I saw this video on the internet of a kid about 13 or 14 that had set up a video camera so he could tape him self lifting weights with a curl bar. He was so concentrated on the camera that when he lifted the bar one end of it went right into the fisht tank. Needless to say he went from big weight lifting tough guy to mommy mommy i broke the tank.


----------



## fish_doc (Jan 31, 2005)

Its a funny video. Here is a link to it.
http://www.ifilm.com/ifilmdetail/2684787http://www.ifilm.com/ifilmdetail/2684787?refsite=7063&ns=1

Good thing he had a smart mother to try and save some of the water for the fish.


----------



## pkillur (May 24, 2006)

*Busted Stuff...*



meyerhaus said:


> My uncle is a carpenter...a good one. However, when my cousin Joey (3 at the time) found my uncle Joe's hammer, he thought it would be cool to fix his favorite thing in the house: "The fiss tunk." It was like watching a movie in slow motion...we just sat there when he yelled "Bob the Builduh" and smashed it right into a 55 with some Red Devils. The water flowed out in one big flood. While my aunt was more concerned for her carpet, I ran to the garage where I knew there was a 20 gallon stainless troughthat my uncle had JUST cleaned. I hastily filled it halfway with hose water, threw in some Chloramine/Chlorine treatment and then got two big buckets of hot water to level out the temp. My uncle was thinking the same way I was: save the fish. He had 4 Devils in a sauce pan (don't worry...it was luke warm water) and acclimated them to the trough water.
> 
> We didn't laugh right away...but now that I look back, it was priceless.

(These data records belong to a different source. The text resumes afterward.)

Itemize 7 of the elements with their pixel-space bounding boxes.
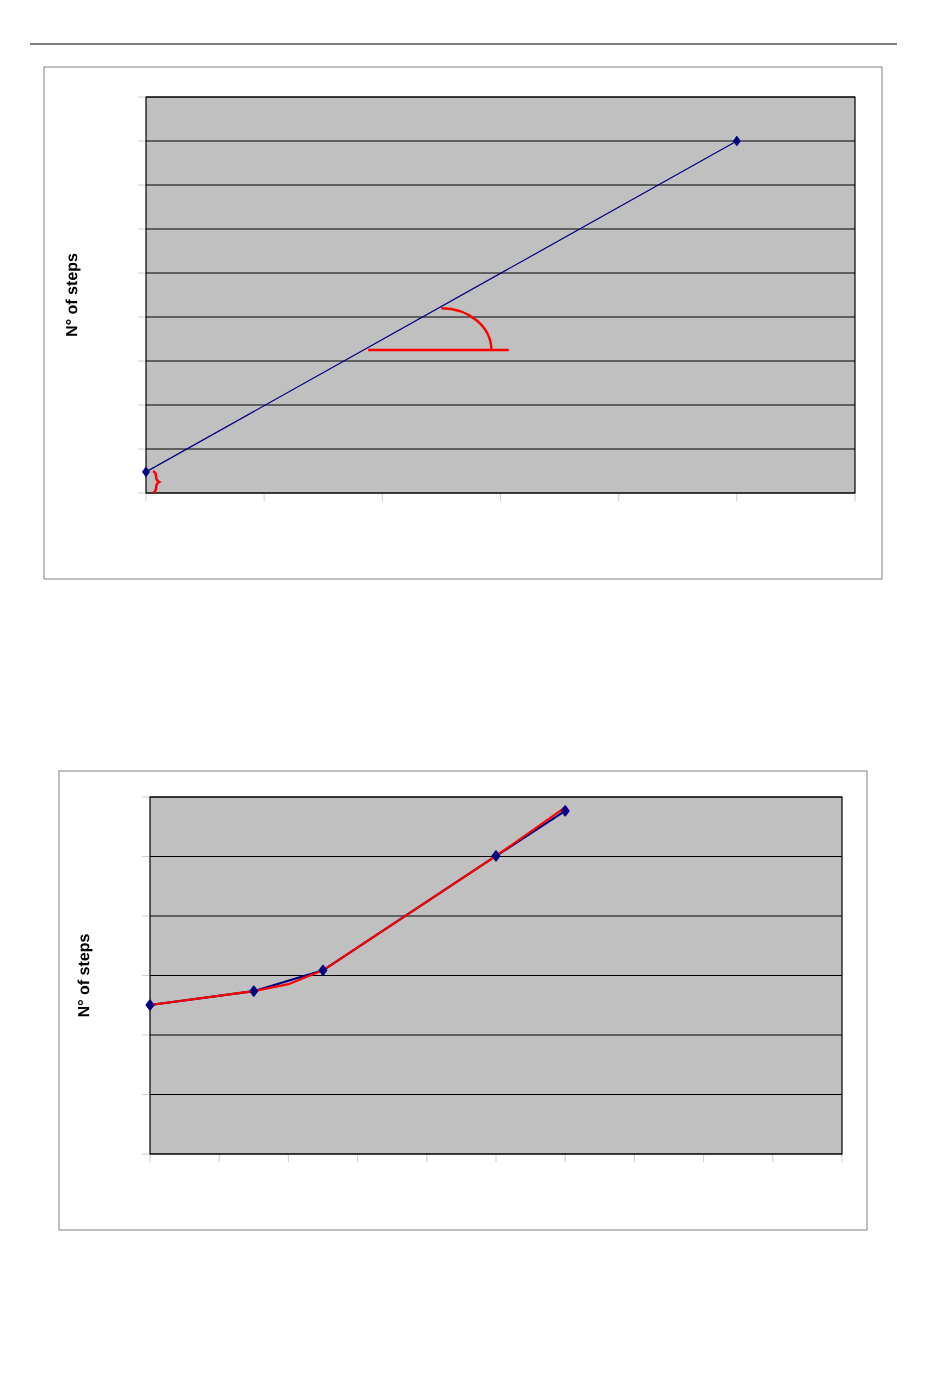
y-axis-title: N° of steps bbox=[65, 253, 81, 336]
point bbox=[318, 964, 328, 976]
point bbox=[491, 850, 501, 862]
point bbox=[560, 805, 570, 817]
point bbox=[145, 999, 155, 1011]
y-axis-title: N° of steps bbox=[77, 934, 93, 1017]
point bbox=[249, 985, 259, 997]
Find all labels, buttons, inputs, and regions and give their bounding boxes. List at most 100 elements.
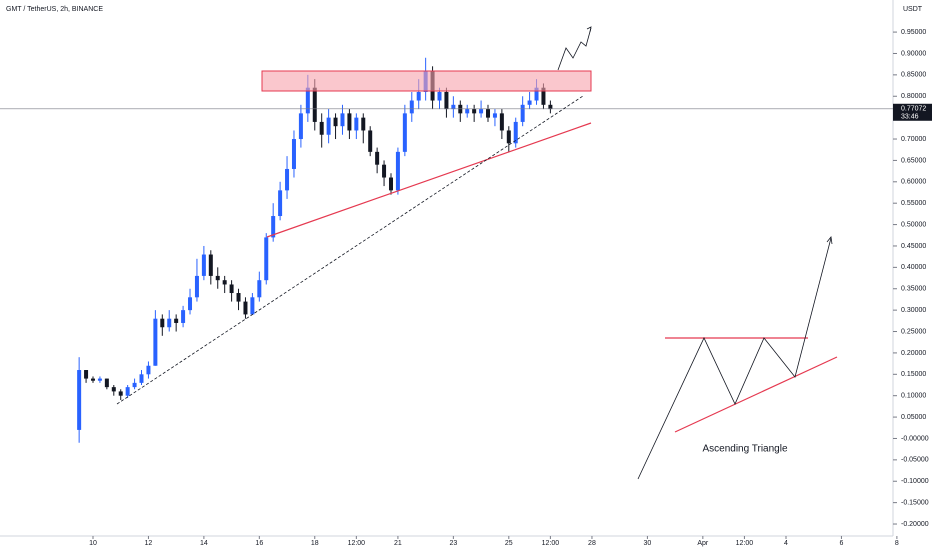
y-tick-label: 0.30000 (901, 307, 926, 314)
candle-body (250, 297, 255, 315)
arrow-head (586, 26, 592, 33)
candle-body (188, 297, 193, 311)
x-tick-label: 25 (505, 540, 513, 547)
y-tick-label: 0.40000 (901, 264, 926, 271)
candle-body (347, 113, 352, 131)
candle-body (236, 293, 241, 302)
candle-body (222, 280, 227, 285)
candle-body (298, 113, 303, 140)
axis-unit: USDT (903, 6, 923, 13)
dashed-trendline (116, 95, 584, 405)
candle-body (194, 275, 199, 298)
candle-body (104, 378, 109, 388)
resistance-zone (261, 70, 592, 92)
candle-body (91, 378, 96, 381)
candle-body (513, 121, 518, 144)
x-tick-label: 21 (394, 540, 402, 547)
x-tick-label: 14 (200, 540, 208, 547)
y-tick-label: 0.90000 (901, 50, 926, 57)
y-tick-label: 0.10000 (901, 393, 926, 400)
candle-body (361, 117, 366, 131)
y-tick-label: 0.55000 (901, 200, 926, 207)
candle-body (97, 378, 102, 381)
plot-area: 0.95000 0.90000 0.85000 0.80000 0.70000 0.650… (0, 29, 932, 547)
x-tick-label: 28 (588, 540, 596, 547)
candle-body (174, 318, 179, 323)
candle-body (409, 100, 414, 114)
candle-body (319, 121, 324, 135)
arrow-head (826, 236, 833, 245)
candle-body (548, 104, 553, 110)
countdown-label: 33:46 (901, 114, 919, 121)
candle-body (444, 91, 449, 110)
candle-body (264, 237, 269, 281)
candle-body (125, 387, 130, 396)
candle-body (340, 113, 345, 127)
candle-body (305, 87, 310, 114)
y-tick-label: -0.15000 (901, 499, 929, 506)
candle-body (229, 284, 234, 294)
candle-body (312, 87, 317, 122)
annotation: Ascending Triangle (702, 444, 787, 455)
candle-body (375, 151, 380, 165)
candle-body (499, 113, 504, 131)
y-tick-label: 0.60000 (901, 179, 926, 186)
candle-body (492, 113, 497, 118)
candle-body (437, 91, 442, 101)
y-tick-label: 0.95000 (901, 29, 926, 36)
candle-body (506, 130, 511, 144)
candle-body (111, 387, 116, 392)
candle-body (215, 275, 220, 281)
x-tick-label: 12 (145, 540, 153, 547)
y-tick-label: 0.85000 (901, 72, 926, 79)
x-tick-label: 23 (449, 540, 457, 547)
candle-body (416, 91, 421, 101)
candle-body (201, 254, 206, 276)
candle-body (388, 177, 393, 191)
candle-body (402, 113, 407, 152)
y-tick-label: 0.35000 (901, 286, 926, 293)
x-tick-label: 30 (644, 540, 652, 547)
y-tick-label: 0.50000 (901, 221, 926, 228)
candle-body (257, 280, 262, 298)
x-tick-label: 8 (895, 540, 899, 547)
y-tick-label: -0.00000 (901, 435, 929, 442)
x-tick-label: 18 (311, 540, 319, 547)
y-tick-label: -0.20000 (901, 521, 929, 528)
candle-body (534, 87, 539, 101)
candle-body (271, 216, 276, 238)
x-tick-label: 6 (839, 540, 843, 547)
candle-body (160, 318, 165, 328)
trendline (266, 122, 592, 238)
triangle-support (674, 356, 838, 433)
triangle-path (637, 237, 832, 480)
candle-body (520, 104, 525, 122)
y-tick-label: 0.80000 (901, 93, 926, 100)
candle-body (208, 254, 213, 276)
candle-body (285, 168, 290, 191)
candle-body (326, 117, 331, 135)
chart-title: GMT / TetherUS, 2h, BINANCE (6, 6, 103, 13)
candle-body (77, 370, 82, 430)
y-tick-label: 0.15000 (901, 371, 926, 378)
y-tick-label: -0.05000 (901, 457, 929, 464)
candle-body (181, 310, 186, 323)
candle-body (458, 104, 463, 114)
x-tick-label: 12:00 (348, 540, 366, 547)
last-price-tag (893, 103, 932, 121)
y-tick-label: -0.10000 (901, 478, 929, 485)
candle-body (291, 139, 296, 169)
candle-body (167, 318, 172, 328)
candle-body (132, 382, 137, 388)
candle-body (465, 109, 470, 114)
candle-body (479, 109, 484, 114)
candle-body (451, 104, 456, 110)
candle-body (243, 301, 248, 315)
candle-body (486, 109, 491, 118)
candle-body (472, 109, 477, 114)
candle-body (395, 151, 400, 191)
x-tick-label: Apr (697, 540, 709, 547)
projection-arrow (557, 27, 592, 71)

That's hilarious. I blogged about my tank cracking a few weeks ago. It was a friggen' show tank that I had bought from a guy on craigslist, a "Good deal" from a guy with a bunch of cichlids... My 9 1/2 month pregnant wife and I got a 4:30 AM surprise one morning...


----------



## fish_doc (Jan 31, 2005)

That is definately one way to wake up quick.


----------



## Guest (Jun 2, 2006)

Let the tank sit for atleast a week...maybe even 2 weeks. Its better to be safe than sorry. If you can, put the tank on some dry newspaper...instead of the stand, like on a porch or in the basement. That way you can check the paper for any water spots.


----------